Matt Reges, Local Government Management Fellow, Albemarle County
Your job title is local government management fellow. What, in your own words, would you say you do?
I provide professional staff support to the County Executive’s Office and to County departments on a wide range of projects. The fellowship is a full-time, paid, temporary position. The County gets creative, flexible help for urgent projects, and I gain experience in professional management. The main projects have been in recycling, community policing, fire prevention, budgeting, and government innovation. My work involves a good mix of technical research and people skills, deadlines and creativity. When the two-year fellowship ends in the summer, I would love to stay in C-ville and continue work with the City or County –but there may also be a leadership opportunity elsewhere in the state.

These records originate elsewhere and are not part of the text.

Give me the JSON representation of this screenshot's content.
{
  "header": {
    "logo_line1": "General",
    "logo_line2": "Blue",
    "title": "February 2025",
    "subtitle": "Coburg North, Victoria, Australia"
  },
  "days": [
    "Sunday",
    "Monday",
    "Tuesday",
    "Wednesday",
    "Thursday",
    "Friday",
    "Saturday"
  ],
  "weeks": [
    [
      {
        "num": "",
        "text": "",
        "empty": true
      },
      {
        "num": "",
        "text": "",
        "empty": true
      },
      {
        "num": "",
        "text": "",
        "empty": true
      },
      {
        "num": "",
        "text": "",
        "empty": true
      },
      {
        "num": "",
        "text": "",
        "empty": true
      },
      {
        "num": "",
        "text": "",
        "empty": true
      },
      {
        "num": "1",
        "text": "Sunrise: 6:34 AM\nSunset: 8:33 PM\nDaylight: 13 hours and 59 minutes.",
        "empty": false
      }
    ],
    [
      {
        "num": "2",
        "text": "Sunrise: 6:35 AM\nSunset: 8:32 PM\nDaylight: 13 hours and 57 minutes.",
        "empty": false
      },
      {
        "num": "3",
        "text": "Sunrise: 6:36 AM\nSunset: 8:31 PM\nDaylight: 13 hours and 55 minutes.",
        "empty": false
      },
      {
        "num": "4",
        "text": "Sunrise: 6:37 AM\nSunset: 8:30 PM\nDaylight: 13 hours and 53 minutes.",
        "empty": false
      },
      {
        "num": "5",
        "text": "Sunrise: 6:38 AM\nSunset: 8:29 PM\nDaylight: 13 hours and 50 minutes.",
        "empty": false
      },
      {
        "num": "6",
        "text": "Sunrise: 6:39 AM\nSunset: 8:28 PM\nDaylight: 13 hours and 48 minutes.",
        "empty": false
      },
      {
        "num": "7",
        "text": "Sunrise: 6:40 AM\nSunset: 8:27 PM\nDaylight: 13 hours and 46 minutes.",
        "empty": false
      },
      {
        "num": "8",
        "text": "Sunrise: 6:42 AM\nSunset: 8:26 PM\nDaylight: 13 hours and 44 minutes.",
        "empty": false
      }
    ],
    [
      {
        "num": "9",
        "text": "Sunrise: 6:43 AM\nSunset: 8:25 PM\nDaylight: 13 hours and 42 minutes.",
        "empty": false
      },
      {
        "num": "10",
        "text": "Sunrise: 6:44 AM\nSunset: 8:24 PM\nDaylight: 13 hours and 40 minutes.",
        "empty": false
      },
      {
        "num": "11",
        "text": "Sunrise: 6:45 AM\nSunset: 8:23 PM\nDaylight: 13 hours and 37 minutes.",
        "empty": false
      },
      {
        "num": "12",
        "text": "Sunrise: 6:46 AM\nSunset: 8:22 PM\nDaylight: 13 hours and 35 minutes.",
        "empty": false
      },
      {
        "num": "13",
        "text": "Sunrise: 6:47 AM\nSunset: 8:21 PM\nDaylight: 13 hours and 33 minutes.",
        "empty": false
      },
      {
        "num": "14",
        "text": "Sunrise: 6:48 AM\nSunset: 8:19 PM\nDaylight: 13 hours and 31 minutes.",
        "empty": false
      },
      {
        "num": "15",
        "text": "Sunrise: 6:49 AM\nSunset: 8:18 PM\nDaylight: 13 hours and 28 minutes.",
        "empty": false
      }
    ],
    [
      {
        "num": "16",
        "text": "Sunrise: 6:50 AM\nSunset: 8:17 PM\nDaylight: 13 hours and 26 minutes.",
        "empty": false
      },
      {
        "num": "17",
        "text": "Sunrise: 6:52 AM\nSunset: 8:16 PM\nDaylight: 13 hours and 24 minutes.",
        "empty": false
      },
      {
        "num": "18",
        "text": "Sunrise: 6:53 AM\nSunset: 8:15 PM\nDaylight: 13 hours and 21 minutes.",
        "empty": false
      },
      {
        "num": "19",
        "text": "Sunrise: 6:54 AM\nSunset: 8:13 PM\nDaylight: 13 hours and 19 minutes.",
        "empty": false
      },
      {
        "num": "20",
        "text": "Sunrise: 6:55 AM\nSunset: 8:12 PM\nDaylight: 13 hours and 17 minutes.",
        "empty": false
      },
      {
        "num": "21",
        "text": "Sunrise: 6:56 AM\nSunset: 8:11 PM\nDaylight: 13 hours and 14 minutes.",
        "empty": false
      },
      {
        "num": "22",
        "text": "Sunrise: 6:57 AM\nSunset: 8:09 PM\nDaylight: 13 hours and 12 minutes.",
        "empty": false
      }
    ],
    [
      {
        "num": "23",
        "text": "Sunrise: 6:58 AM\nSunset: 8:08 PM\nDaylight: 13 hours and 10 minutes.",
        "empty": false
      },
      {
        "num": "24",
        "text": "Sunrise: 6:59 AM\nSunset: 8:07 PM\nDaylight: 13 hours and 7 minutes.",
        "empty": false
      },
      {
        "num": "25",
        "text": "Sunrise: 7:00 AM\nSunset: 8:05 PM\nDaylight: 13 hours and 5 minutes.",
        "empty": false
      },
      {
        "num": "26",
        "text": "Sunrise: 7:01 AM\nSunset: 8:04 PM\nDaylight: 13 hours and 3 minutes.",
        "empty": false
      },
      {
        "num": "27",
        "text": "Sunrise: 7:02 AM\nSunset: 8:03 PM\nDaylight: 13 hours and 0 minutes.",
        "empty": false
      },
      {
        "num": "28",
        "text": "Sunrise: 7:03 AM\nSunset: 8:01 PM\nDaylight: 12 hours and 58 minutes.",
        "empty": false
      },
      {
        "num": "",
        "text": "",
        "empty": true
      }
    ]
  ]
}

What is the best part of your job? The most difficult part?
The best and the most difficult: juggling a varied portfolio of projects and working with many different leaders and teams. In the same day, I might work on financial data, then graphic design, then organize a committee meeting, then compare notes with other management fellows around the country. This is par for the course in a well-run local government, and I love it.
How does your job most directly impact the average person?
When you take out the trash. I staff the–elegantly named–Albemarle County Long Range Solid Waste Solutions Advisory Committee. This citizen panel is studying solid waste and recycling policy in our region and will report results and recommendations later this year. We often take these services for granted, but we all need them to be working well. Look up solid waste on our website to learn how you can have a say and get involved.
What is the most interesting project or work experience that you’ve had while with the County?
To learn about the County for research projects, I had the opportunity to ride along with staff in Police, Fire & Rescue, and Social Services. Our Family Support program is an innovative practice of basing social workers in school guidance offices to help solve in-school problems and connect a range of resources to family success. I joined a lunchtime counseling group, then a few home visits to areas of rural poverty in the county. It’s a part of our community not often seen. But our school system and local government do remarkably well in creating opportunities for all.
What is a little-known fact about you?
I’ve been mentoring with Big Brothers Big Sisters here for two years and was recently recognized as Big Brother of the Year by the local chapter. It’s been a rewarding and meaningful experience right in Belmont where I live. And my Little is very patient with my poor basketball skills.